Principal Investigators: Benoit Roux (Univ of Chicago), Giovanni Ciccotti (Univ of Rome) and Stephen Stigler (Univ of Chicago)

Since the early fifties, computing power has grown by some 18 orders of magnitude. This unprecedented technological revolution has caused a silent scientific revolution in theoretical physics. For the first time, it has become possible to calculate the time (dynamic) evolution of realistic models of reality consisting of thousands or even millions of molecules, thus enabling us to literally “simulate” macroscopic materials and predict their properties. The impact of this silent revolution in Molecular Simulations (MS) can hardly be overstated, but unless action is taken now, the history of this new form of knowledge will be largely forgotten and will dissipate. The success of the MS approach is reflected in the growth of the number of publications in this field. Searching the Web of Science under the heading “molecular simulations”, starting from 1977 and going through successive decades, clearly shows the exponential growth of the field over time – a growth that continues unabated. MS has become a major branch of scientific inquiry; it has spawned its own scientific community with its own quality standards, organization and institutions, something that by itself requires and justifies a proper historical and epistemological reconstruction.

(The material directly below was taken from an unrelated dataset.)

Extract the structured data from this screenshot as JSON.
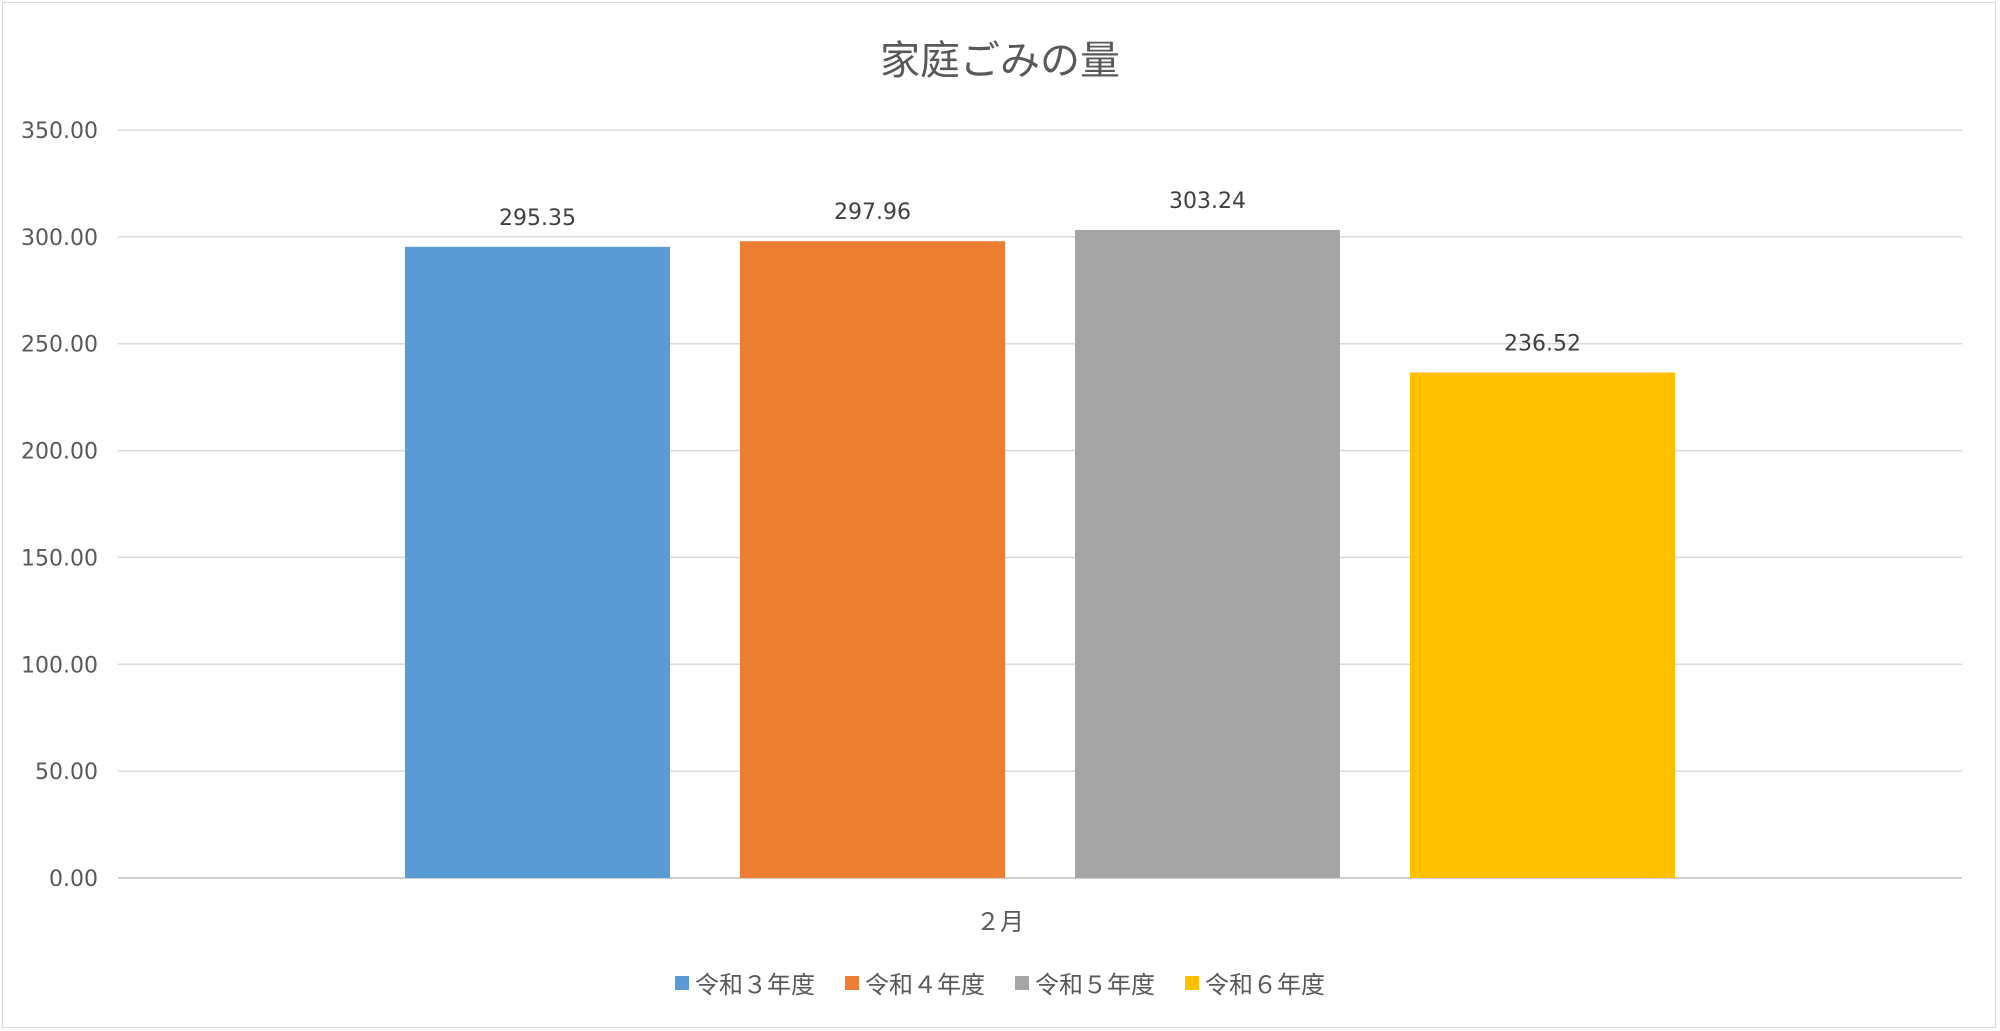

Today witnesses an ongoing scientific revolution in the very foundations of theoretical physics and chemistry, and thus solutions are being provided to problems of growing complexity, going up to the biological complexity. However, a proper understanding of the way this form of knowledge has developed is lacking. The time is ripe (even urgent) for providing such an understanding for at least two reasons:

1. The available literature on the historical development of molecular simulation is extremely scarce if not at all inexistent. Apart from some scattered recollections by some of the “founding fathers” of the field, and a few summary sketches in introductory chapters to textbooks and conference proceedings, no proper historical research has ever been attempted on the subject;

2. The field is old enough (sixty years, roughly speaking) to allow the detached look required by historical investigation, but still recent enough to offer the possibility for historians to directly interact with some of the protagonists of its development. They are, however, rapidly disappearing; delaying action might mean the loss of significant information (a good case to serve as example is the effort made under T. Kuhn’s guidance in the early sixties to collect sources for the history of quantum mechanics, which ended in the production of the Archives for History of Quantum Physics).

The central goal of this project is thus to arrive at a coherent epistemological understanding and historical reconstruction of a key emerging area of modern science.